Это было ужасное извинение. Мне не нужны были его слова. Фишер показал мне. Это было то, что он сделал. Он показал мне, когда ему было жаль. Это значило больше. Нет… это значило все. Но это… это печальное произнесение извинений с его губ было пустым, как будто он был истощен, но ему удалось собрать несколько капель извинений, как будто это могло утолить мою жажду. Мою неутолимую жажду к нему.
— Я должен был знать лучше. Это было эгоистично с моей стороны. — Он добавил еще один слой боли к моим и без того пульсирующим ранам.
Сожаление.
Сожаление всегда ранит сильнее всего.
— Ну, я не сожалею. Ни о чем. Ты знаешь, это… — Я покачала головой, — …иронично. Взрослые, настоящие взрослые, любят читать нотации таким молодым людям, как я. Они любят рисовать картину надежд и мечтаний, бесконечных возможностей и постоянно напоминать нам, что мы можем сделать все, что угодно, стать кем угодно. Но это ложь. Потому что все, чего хотела я — это жить одним днем и разбираться во всем по крупицам. Это все, что я хотела делать. И все, что я хотела — это быть твоей. — Быстро пожав плечами, я закатила глаза к небу, чтобы сдержать слезы. — Мне не нужны ни твои извинения, ни твоя помощь, потому что они не обещают мне тебя.
Он ничего не сказал. Ни слова. Ни один мускул его тела не дрогнул. Олицетворение поражения.

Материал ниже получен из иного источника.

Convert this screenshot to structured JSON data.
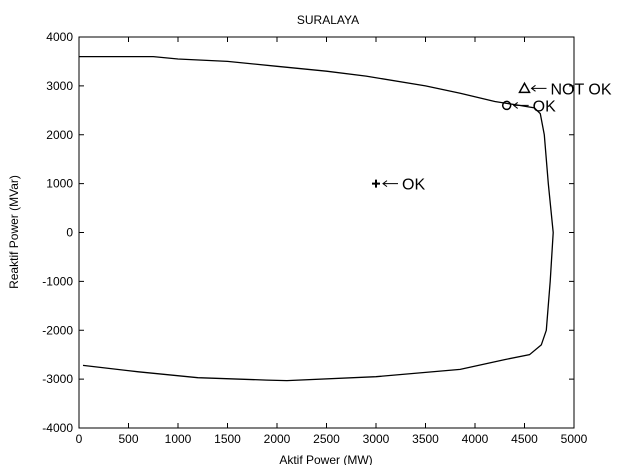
{
  "chart_data": {
    "type": "line",
    "title": "SURALAYA",
    "xlabel": "Aktif Power (MW)",
    "ylabel": "Reaktif Power (MVar)",
    "xlim": [
      0,
      5000
    ],
    "ylim": [
      -4000,
      4000
    ],
    "xticks": [
      0,
      500,
      1000,
      1500,
      2000,
      2500,
      3000,
      3500,
      4000,
      4500,
      5000
    ],
    "yticks": [
      -4000,
      -3000,
      -2000,
      -1000,
      0,
      1000,
      2000,
      3000,
      4000
    ],
    "grid": false,
    "series": [
      {
        "points": [
          [
            0,
            3600
          ],
          [
            750,
            3600
          ],
          [
            1000,
            3550
          ],
          [
            1500,
            3500
          ],
          [
            2000,
            3400
          ],
          [
            2500,
            3300
          ],
          [
            2900,
            3200
          ],
          [
            3500,
            3000
          ],
          [
            3850,
            2850
          ],
          [
            4200,
            2680
          ],
          [
            4450,
            2600
          ],
          [
            4600,
            2550
          ],
          [
            4660,
            2430
          ],
          [
            4700,
            2000
          ],
          [
            4740,
            1000
          ],
          [
            4790,
            0
          ],
          [
            4760,
            -1000
          ],
          [
            4720,
            -2000
          ],
          [
            4670,
            -2300
          ],
          [
            4550,
            -2500
          ],
          [
            4300,
            -2600
          ],
          [
            3850,
            -2800
          ],
          [
            3000,
            -2950
          ],
          [
            2100,
            -3030
          ],
          [
            1900,
            -3020
          ],
          [
            1200,
            -2970
          ],
          [
            600,
            -2850
          ],
          [
            40,
            -2720
          ]
        ]
      }
    ],
    "annotations": [
      {
        "marker": "+",
        "x": 3000,
        "y": 1000,
        "text": "OK"
      },
      {
        "marker": "o",
        "x": 4320,
        "y": 2600,
        "text": "OK"
      },
      {
        "marker": "triangle",
        "x": 4500,
        "y": 2950,
        "text": "NOT OK"
      }
    ]
  }
}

— Я собираюсь влюбиться. И какому-нибудь парню повезет со мной. Он будет любить меня за то, что я есть. И ему будет все равно, где я была и куда иду. Он просто будет чувствовать себя чертовски счастливым человеком, который поцелует меня на ночь и проснется утром со мной в объятиях. Его не будет тяготить моя девственность и не будет раздражать, что я не ношу носки с кроссовками. Он станет лучшим мужчиной, найдя меня, а я стану лучшей женщиной, найдя его. Я знаю, говорят, что любовь терпелива, но это не так. Любовь — это самая яркая звезда на небе. У нее нет выключателя или таймера. Она не носит часов и не смотрит на календарь. Именно поэтому мы здесь. Это единственная истинная причина нашего существования.
Фишер умел принимать удары. Он не уворачивался и даже не вздрагивал. Он проглатывал каждое слово и позволял ему оседать где-то глубоко в голове, в сердце, может быть, в душе. И если он чувствовал неуверенность или даже дискомфорт, я так и не узнала.
— Мне пора.
Он слегка улыбнулся.
— Счастливого пути.
Я кивнула в ответ и забралась в машину. Я проехала целых три квартала, прежде чем разрыдалась.
Это был он. Он был тем самым парнем.
Поцелуй на ночь. Это был он.
Проснуться утром в его объятиях.
Мне казалось, что я вечно буду носить с собой формочку в виде Фишера, пытаясь запихнуть других мужчин туда, куда они никогда не поместятся.
Не тот ключ.
Не та деталь головоломки.
Мне суждено было довольствоваться тем, что есть, и это было отвратительно.